OASIS protest raises questions about self-scoring contracts

Digiflight is fighting for a chance to get back into the OASIS on-ramp competition and their filing at the U.S. Court of Federal Claims also raises more questions about the impact of self-scoring procurements.

The government’s growing love of self-scoring contracts appears to have some reason. For large multiple-award contracts, some sort of mechanism is needed to weed out companies that don’t have the level of experience the government wants.

With these types of contracts, companies score their past performance and provide documentation to support that rating.

The government can very quickly pick the top scores, then reject the rest solely based on the score and not any evaluation by the government. The agency will say something like, we will only evaluate the top 50. I get it when a procurement will get hundreds of proposals and it makes sense to quickly eliminate bidders.

But there might be downside. As I read DigiFlight’s June 24 filing with the U.S. Court of Federal Claims, I couldn’t help but think that the self-scoring procurements may create an atmosphere where all the choices the government makes are just black and white with few judgment calls.

DigiFlight submitted a proposal for the OASIS on-ramp they say had good pricing, a solid technical proposal and qualified past performance.

But the company admittedly made one mistake. It proposed a 9-percent profit margin. The solicitation said any proposal with a profit margin above 7 percent would need a rationale for it being higher.

DigiFlight failed to submit that rationale. They had it, but a clerical error meant tthe file didn’t make it to GSA as part of the proposal. The contracting officer noticed and asked for a clarification, which DigiFlight provided.

But GSA rejected DigiFlight’s proposal after deciding that if they accepted the submission of the rationale, it was tantamount to opening discussions with the company. GSA declared the missing rationale a “material omission” that can’t be cured through clarifications.

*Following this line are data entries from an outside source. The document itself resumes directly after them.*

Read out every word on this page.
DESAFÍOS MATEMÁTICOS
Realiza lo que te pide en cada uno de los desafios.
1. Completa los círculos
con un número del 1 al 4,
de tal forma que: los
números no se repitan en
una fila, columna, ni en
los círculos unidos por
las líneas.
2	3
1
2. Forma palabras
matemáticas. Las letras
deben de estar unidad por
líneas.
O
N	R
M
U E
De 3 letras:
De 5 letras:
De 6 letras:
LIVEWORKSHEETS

It would mean opening a discussion with DigiFlight. GSA didn’t want to do that because to do so would mean they would have to open discussions with everyone else too.

In its lawsuit, DigiFlight is arguing that accepting the rationale would not be opening new discussions because it doesn’t change the substance of their bid. No prices are changing. Past performance doesn’t change. The overall value they are proposing doesn’t change.

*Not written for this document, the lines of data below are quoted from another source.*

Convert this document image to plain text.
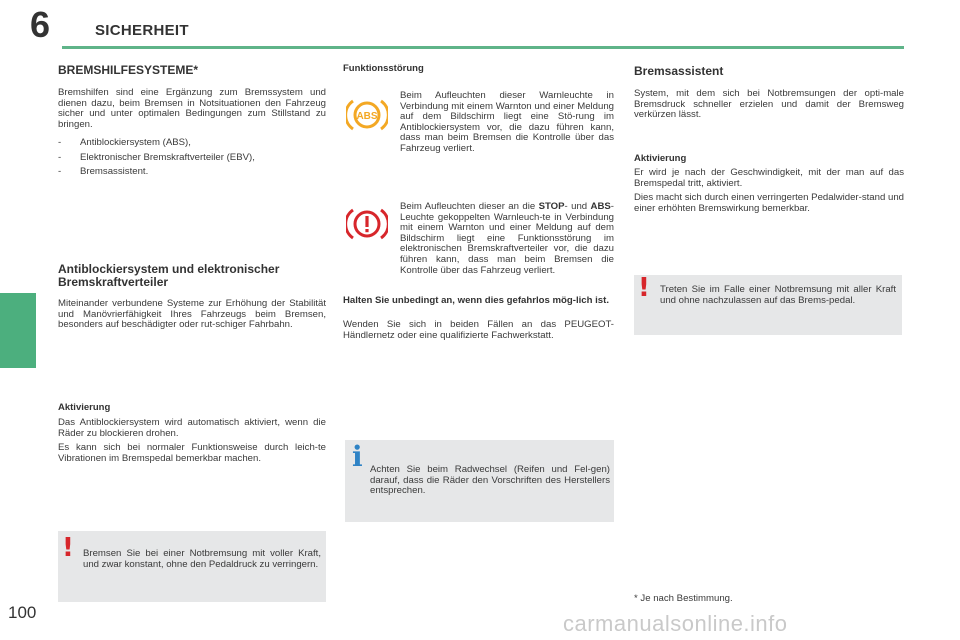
6	SICHERHEIT
BREMSHILFESYSTEME*
Bremshilfen sind eine Ergänzung zum Bremssystem und dienen dazu, beim Bremsen in Notsituationen den Fahrzeug sicher und unter optimalen Bedingungen zum Stillstand zu bringen.
- Antiblockiersystem (ABS),
- Elektronischer Bremskraftverteiler (EBV),
- Bremsassistent.
Antiblockiersystem und elektronischer Bremskraftverteiler
Miteinander verbundene Systeme zur Erhöhung der Stabilität und Manövrierfähigkeit Ihres Fahrzeugs beim Bremsen, besonders auf beschädigter oder rut-schiger Fahrbahn.
Aktivierung

Das Antiblockiersystem wird automatisch aktiviert, wenn die Räder zu blockieren drohen.

Es kann sich bei normaler Funktionsweise durch leich-te Vibrationen im Bremspedal bemerkbar machen.

! Bremsen Sie bei einer Notbremsung mit voller Kraft, und zwar konstant, ohne den Pedaldruck zu verringern.
Funktionsstörung
ABS
Beim Aufleuchten dieser Warnleuchte in Verbindung mit einem Warnton und einer Meldung auf dem Bildschirm liegt eine Stö-rung im Antiblockiersystem vor, die dazu führen kann, dass man beim Bremsen die Kontrolle über das Fahrzeug verliert.
Beim Aufleuchten dieser an die STOP- und ABS-Leuchte gekoppelten Warnleuch-te in Verbindung mit einem Warnton und einer Meldung auf dem Bildschirm liegt eine Funktionsstörung im elektronischen Bremskraftverteiler vor, die dazu führen kann, dass man beim Bremsen die Kontrolle über das Fahrzeug verliert.
Halten Sie unbedingt an, wenn dies gefahrlos mög-lich ist.
Wenden Sie sich in beiden Fällen an das PEUGEOT-Händlernetz oder eine qualifizierte Fachwerkstatt.
i Achten Sie beim Radwechsel (Reifen und Fel-gen) darauf, dass die Räder den Vorschriften des Herstellers entsprechen.
Bremsassistent
System, mit dem sich bei Notbremsungen der opti-male Bremsdruck schneller erzielen und damit der Bremsweg verkürzen lässt.
Aktivierung

Er wird je nach der Geschwindigkeit, mit der man auf das Bremspedal tritt, aktiviert.

Dies macht sich durch einen verringerten Pedalwider-stand und einer erhöhten Bremswirkung bemerkbar.

! Treten Sie im Falle einer Notbremsung mit aller Kraft und ohne nachzulassen auf das Brems-pedal.
100
* Je nach Bestimmung.
carmanualsonline.info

DigiFlight wants the court to order GSA to evaluate its proposal.

So a couple things come to mind: DigiFlight made a careless mistake and that’s a huge lesson for everyone else. Don’t get yourself in this situation.

But GSA also is not off the hook here. C'mon GSA, just take the rationale. It doesn’t change anything of substance. It’s lost on me why the government should care whether the margin is 7 percent, 9 percent or 15 percent. What’s the value being delivered? 

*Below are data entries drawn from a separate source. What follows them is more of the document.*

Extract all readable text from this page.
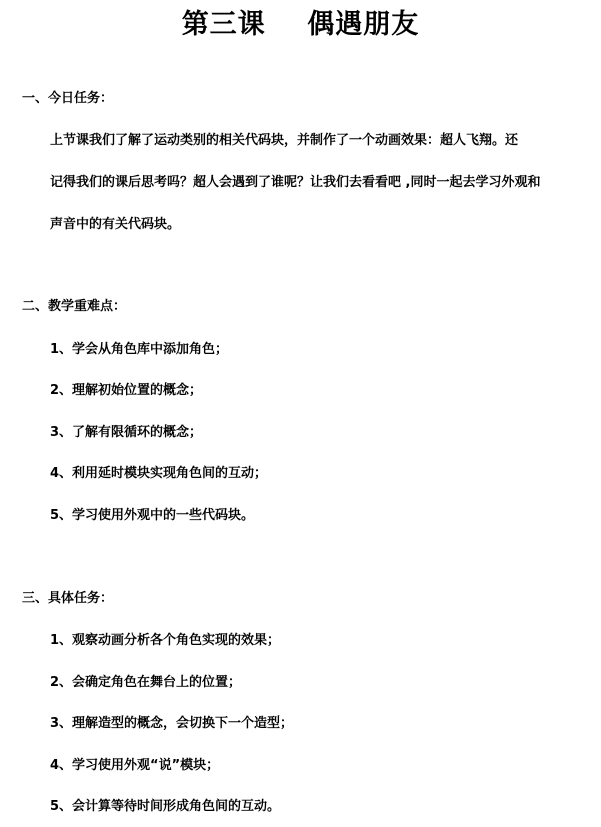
第三课    偶遇朋友
一、今日任务：
上节课我们了解了运动类别的相关代码块，并制作了一个动画效果：超人飞翔。还
记得我们的课后思考吗？超人会遇到了谁呢？让我们去看看吧 ,同时一起去学习外观和
声音中的有关代码块。
二、教学重难点：
1、学会从角色库中添加角色；
2、理解初始位置的概念；
3、了解有限循环的概念；
4、利用延时模块实现角色间的互动；
5、学习使用外观中的一些代码块。
三、具体任务：
1、观察动画分析各个角色实现的效果；
2、会确定角色在舞台上的位置；
3、理解造型的概念，会切换下一个造型；
4、学习使用外观“说”模块；
5、会计算等待时间形成角色间的互动。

In some other OASIS news, a second company in WaveLink  also has filed a lawsuit at the Court of Federal Claims. That filing is sealed, so I don’t know what they are alleging. Their attorney didn’t respond to a request for comment.

I have no idea why one is sealed and other isn’t.

Meanwhile over at the Government Accountability Office, two companies that were eliminated from the competition are back in. GSA is again evaluating bids by Systematic Management Services and the LCGI SSAI Joint Venture after those companies filed protests.

A third company in Immersive Concepts LLC still has a pending protest at GAO. That decision is expected Sept. 23.